Instability in the empire over the following century magnified with future kings converting from Buddism to Hinduism, destroying an estimated 10,000 temples. The empire was even threatened by the Mongols under the great Kublai Khan, but war was avoided by paying tribute to Khan and China on a yearly basis.

By the 14th century Theravada Buddism emerged, a new school of Buddism, which was spreading throughout the Southeast regions of Asia and Sri Lanka. The decline and end of Angkor after 1327 is believed to be because of the adoptions of the new school of Buddism and the subsequent loss of royal authority and lack of workers. The complex water management system began to fail due to long droughts and loss of valuable harvests.

In AD1389 the Thai's attacked Angkor, and the city fell into their hands. The 15th-century conquest of the Khmer kingdom by The Kingdom of Siam resulted in the final abandonment of Angkor in 1431. The city was looted and enslaved, and eventually deserted with the capital moving eastward to what is now Cambodia's modern day capital of Phnom Penh.

Ancient Angkor was said to be the largest pre-industrial city in the world, with an expansive infrastructure that connected an ancient metropolis upwards of 1,000 sq km.
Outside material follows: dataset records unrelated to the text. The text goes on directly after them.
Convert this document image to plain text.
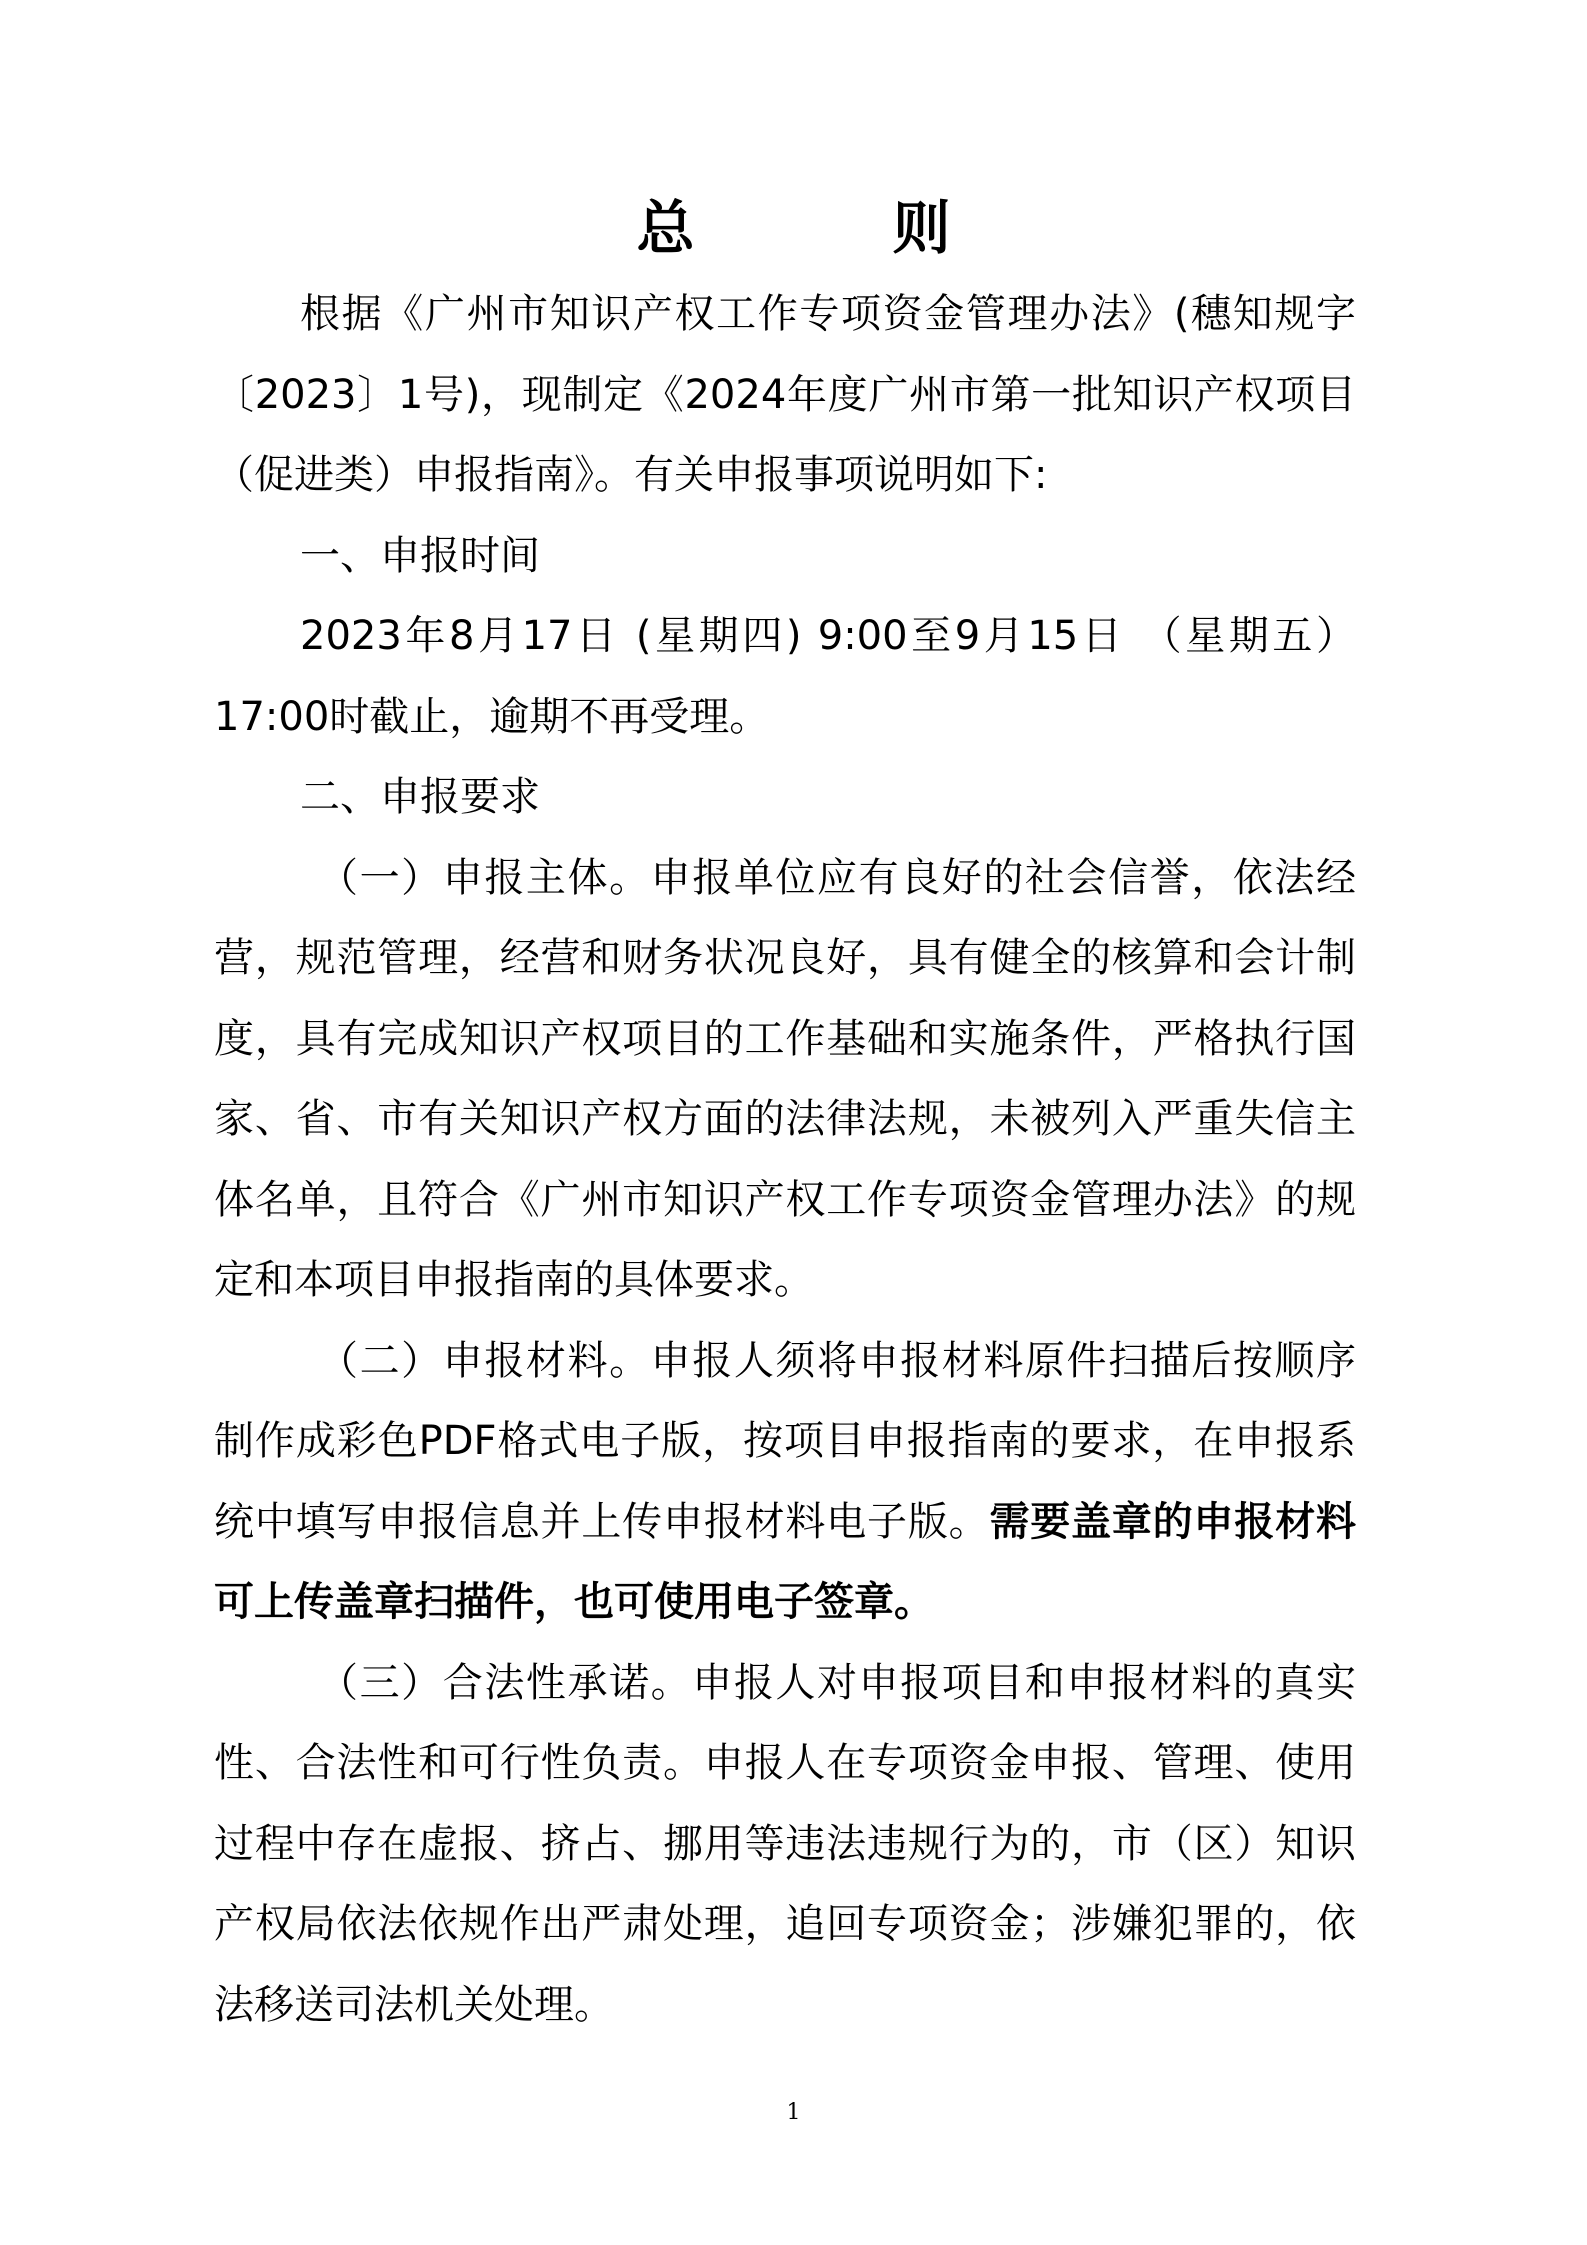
总　则

根据《广州市知识产权工作专项资金管理办法》(穗知规字〔2023〕1号)，现制定《2024年度广州市第一批知识产权项目（促进类）申报指南》。有关申报事项说明如下:

一、申报时间

2023年8月17日 (星期四) 9:00至9月15日 （星期五）17:00时截止，逾期不再受理。

二、申报要求

（一）申报主体。申报单位应有良好的社会信誉，依法经营，规范管理，经营和财务状况良好，具有健全的核算和会计制度，具有完成知识产权项目的工作基础和实施条件，严格执行国家、省、市有关知识产权方面的法律法规，未被列入严重失信主体名单，且符合《广州市知识产权工作专项资金管理办法》的规定和本项目申报指南的具体要求。

（二）申报材料。申报人须将申报材料原件扫描后按顺序制作成彩色PDF格式电子版，按项目申报指南的要求，在申报系统中填写申报信息并上传申报材料电子版。需要盖章的申报材料可上传盖章扫描件，也可使用电子签章。

（三）合法性承诺。申报人对申报项目和申报材料的真实性、合法性和可行性负责。申报人在专项资金申报、管理、使用过程中存在虚报、挤占、挪用等违法违规行为的，市（区）知识产权局依法依规作出严肃处理，追回专项资金；涉嫌犯罪的，依法移送司法机关处理。

1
The elaborate water management system supported an estimated population of 750,000 to 1 million people at its zenith, making it the largest urban sprawl in the world.

Located almost 320 km to the North-West of Cambodia's modern day capital of Phnom Penh, Angkor is one of the most mysterious and beautiful historical sites in the world. Isolated and surrounded by thick jungle, Angkor sat hidden from the western world for centuries until westerners came across the temples in the 16th Century. Archeologists in the 19th Century would begin to explore Angkor (pictured above), discovering and deciphering ancient scripts on the temples and stone sculptures that started to piece together the history of this "Lost World" of the Khmer Empire. Many leading historians believe that the rise and subsequent fall of the Khmer Empire (Southeast Asia's most powerful between the 9th and 14th centuries) was due to the great success and then failure of it's complex water management system.